Well, the why not is, quite apart from anything else like “Our Bodies Alone” and such slogans is that it doesn’t damn well work. For near all of us die, even if with organs intact, with the organs in no fit state for transplant. There just aren’t enough of us who die healthy enough that is.
Opt out organ donations systems do not in fact solve our basic problem, a supply of organs for transplant. We know this because Wales has tried it and they got….well, how many new transplants do you think they got from this? The actual number is none. Nationalise the corpses of an entire nation and gain exactly nothing from it.
The correct answer is a paid market in live donations of course. There is only one country in the world without people dying on dialysis while they wait for a kidney. There is also only one country where live donors are paid – and paid well, something around a year’s median household income – for their kidney. It is not a coincidence that the two places are the same, Iran. Transplants are also cheaper than dialysis over time, that’s exactly why the Mullahs instituted the system. Islam can be very practical in such things, during the post-revolution sanctions they noted that they couldn’t afford to keep people on dialysis for a decade. So, they didn’t, and brought in the paid market for live donors instead. Deaths and costs fell, life expectancies rose. Good policy really.
But back to England’s recent nationalisation of the corpses:
According to the BMJ, ‘Welsh opt-out law fails to increase organ donations.’ There has been no significant increase in donation as a result of the change from opt-in to opt-out.
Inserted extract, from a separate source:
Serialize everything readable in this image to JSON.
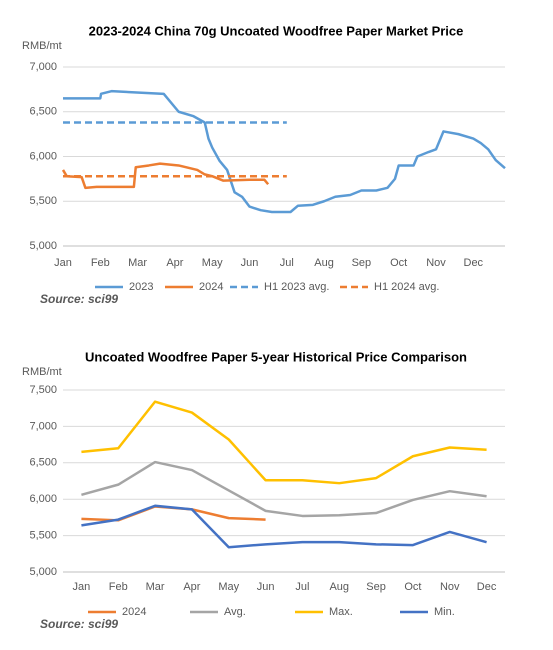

When you think about it (and I suspect few have), this is not totally surprising – because it’s relatively rare that a death will result in organs being available and suitable for transplant. It pretty much requires the donor to be relatively young and healthy, which typically implies being in accident, as a result of which they die in hospital, so the organs can be harvested quickly.
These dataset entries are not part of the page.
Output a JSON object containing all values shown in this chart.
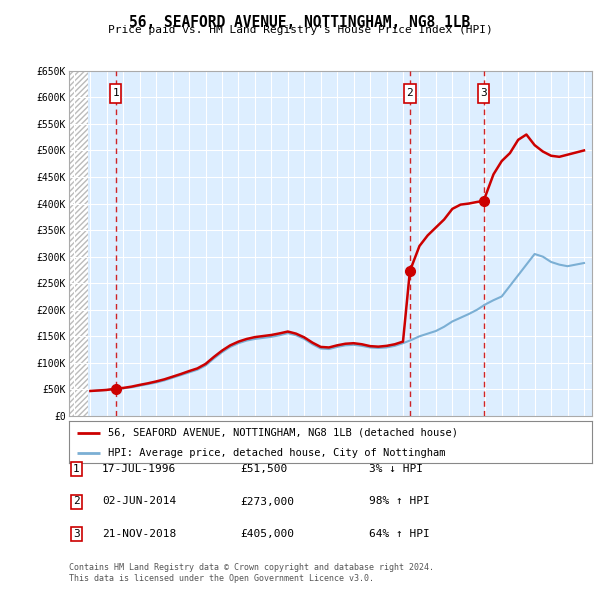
{
  "title": "56, SEAFORD AVENUE, NOTTINGHAM, NG8 1LB",
  "subtitle": "Price paid vs. HM Land Registry's House Price Index (HPI)",
  "ylabel_ticks": [
    "£0",
    "£50K",
    "£100K",
    "£150K",
    "£200K",
    "£250K",
    "£300K",
    "£350K",
    "£400K",
    "£450K",
    "£500K",
    "£550K",
    "£600K",
    "£650K"
  ],
  "ylim": [
    0,
    650000
  ],
  "ytick_vals": [
    0,
    50000,
    100000,
    150000,
    200000,
    250000,
    300000,
    350000,
    400000,
    450000,
    500000,
    550000,
    600000,
    650000
  ],
  "xlim_start": 1993.7,
  "xlim_end": 2025.5,
  "xtick_start": 1994,
  "xtick_end": 2025,
  "sale_dates": [
    1996.54,
    2014.42,
    2018.9
  ],
  "sale_prices": [
    51500,
    273000,
    405000
  ],
  "sale_labels": [
    "1",
    "2",
    "3"
  ],
  "sale_info": [
    {
      "label": "1",
      "date": "17-JUL-1996",
      "price": "£51,500",
      "hpi": "3% ↓ HPI"
    },
    {
      "label": "2",
      "date": "02-JUN-2014",
      "price": "£273,000",
      "hpi": "98% ↑ HPI"
    },
    {
      "label": "3",
      "date": "21-NOV-2018",
      "price": "£405,000",
      "hpi": "64% ↑ HPI"
    }
  ],
  "legend_property": "56, SEAFORD AVENUE, NOTTINGHAM, NG8 1LB (detached house)",
  "legend_hpi": "HPI: Average price, detached house, City of Nottingham",
  "footer1": "Contains HM Land Registry data © Crown copyright and database right 2024.",
  "footer2": "This data is licensed under the Open Government Licence v3.0.",
  "property_line_color": "#cc0000",
  "hpi_line_color": "#7bafd4",
  "dot_color": "#cc0000",
  "bg_plot_color": "#ddeeff",
  "grid_color": "#ffffff",
  "vline_color": "#cc0000",
  "box_color": "#cc0000",
  "hpi_years": [
    1995.0,
    1995.5,
    1996.0,
    1996.5,
    1997.0,
    1997.5,
    1998.0,
    1998.5,
    1999.0,
    1999.5,
    2000.0,
    2000.5,
    2001.0,
    2001.5,
    2002.0,
    2002.5,
    2003.0,
    2003.5,
    2004.0,
    2004.5,
    2005.0,
    2005.5,
    2006.0,
    2006.5,
    2007.0,
    2007.5,
    2008.0,
    2008.5,
    2009.0,
    2009.5,
    2010.0,
    2010.5,
    2011.0,
    2011.5,
    2012.0,
    2012.5,
    2013.0,
    2013.5,
    2014.0,
    2014.5,
    2015.0,
    2015.5,
    2016.0,
    2016.5,
    2017.0,
    2017.5,
    2018.0,
    2018.5,
    2019.0,
    2019.5,
    2020.0,
    2020.5,
    2021.0,
    2021.5,
    2022.0,
    2022.5,
    2023.0,
    2023.5,
    2024.0,
    2024.5,
    2025.0
  ],
  "hpi_values": [
    47000,
    48000,
    49000,
    50500,
    52000,
    54000,
    57000,
    60000,
    63000,
    67000,
    72000,
    77000,
    82000,
    87000,
    95000,
    108000,
    120000,
    130000,
    137000,
    142000,
    145000,
    147000,
    149000,
    152000,
    156000,
    152000,
    145000,
    135000,
    127000,
    126000,
    130000,
    133000,
    134000,
    132000,
    129000,
    128000,
    129000,
    132000,
    137000,
    143000,
    150000,
    155000,
    160000,
    168000,
    178000,
    185000,
    192000,
    200000,
    210000,
    218000,
    225000,
    245000,
    265000,
    285000,
    305000,
    300000,
    290000,
    285000,
    282000,
    285000,
    288000
  ],
  "property_years": [
    1995.0,
    1995.5,
    1996.0,
    1996.54,
    1997.0,
    1997.5,
    1998.0,
    1998.5,
    1999.0,
    1999.5,
    2000.0,
    2000.5,
    2001.0,
    2001.5,
    2002.0,
    2002.5,
    2003.0,
    2003.5,
    2004.0,
    2004.5,
    2005.0,
    2005.5,
    2006.0,
    2006.5,
    2007.0,
    2007.5,
    2008.0,
    2008.5,
    2009.0,
    2009.5,
    2010.0,
    2010.5,
    2011.0,
    2011.5,
    2012.0,
    2012.5,
    2013.0,
    2013.5,
    2014.0,
    2014.42,
    2015.0,
    2015.5,
    2016.0,
    2016.5,
    2017.0,
    2017.5,
    2018.0,
    2018.5,
    2018.9,
    2019.5,
    2020.0,
    2020.5,
    2021.0,
    2021.5,
    2022.0,
    2022.5,
    2023.0,
    2023.5,
    2024.0,
    2024.5,
    2025.0
  ],
  "property_values": [
    47000,
    48000,
    49000,
    51500,
    52800,
    55200,
    58500,
    61500,
    65000,
    69000,
    74000,
    79000,
    84500,
    89500,
    98000,
    111000,
    123000,
    133000,
    140000,
    145000,
    148500,
    150500,
    152500,
    155500,
    159000,
    155000,
    148000,
    138000,
    130000,
    129000,
    133000,
    136000,
    137000,
    135000,
    131500,
    130500,
    132000,
    135000,
    140000,
    273000,
    320000,
    340000,
    355000,
    370000,
    390000,
    398000,
    400000,
    403000,
    405000,
    455000,
    480000,
    495000,
    520000,
    530000,
    510000,
    498000,
    490000,
    488000,
    492000,
    496000,
    500000
  ]
}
However, I think in terms of social benefit, the opt-out system may well be worthwhile even if it doesn’t do a lot to increase the number of donated organs. It says that we, as a society, care for each other.
That is, damn the effectiveness and let’s do it for the feelz. This is not how public policy should be made.
Leading to the important point about why not. Let’s say that we do run policy for the feelz. Many are uncomfortable with the idea of paying for kidneys. No, not for any rational reason and that’s fine, there’s no natural law which says we all must be calculating machines. It’s just icky, bringing money into this. So, now we bring that vague distaste into law making and we end up ruling out the system which works, paid live donation.
The reason we shouldn’t be doing it for Teh Feelz is because people die. And how do you feel about that then?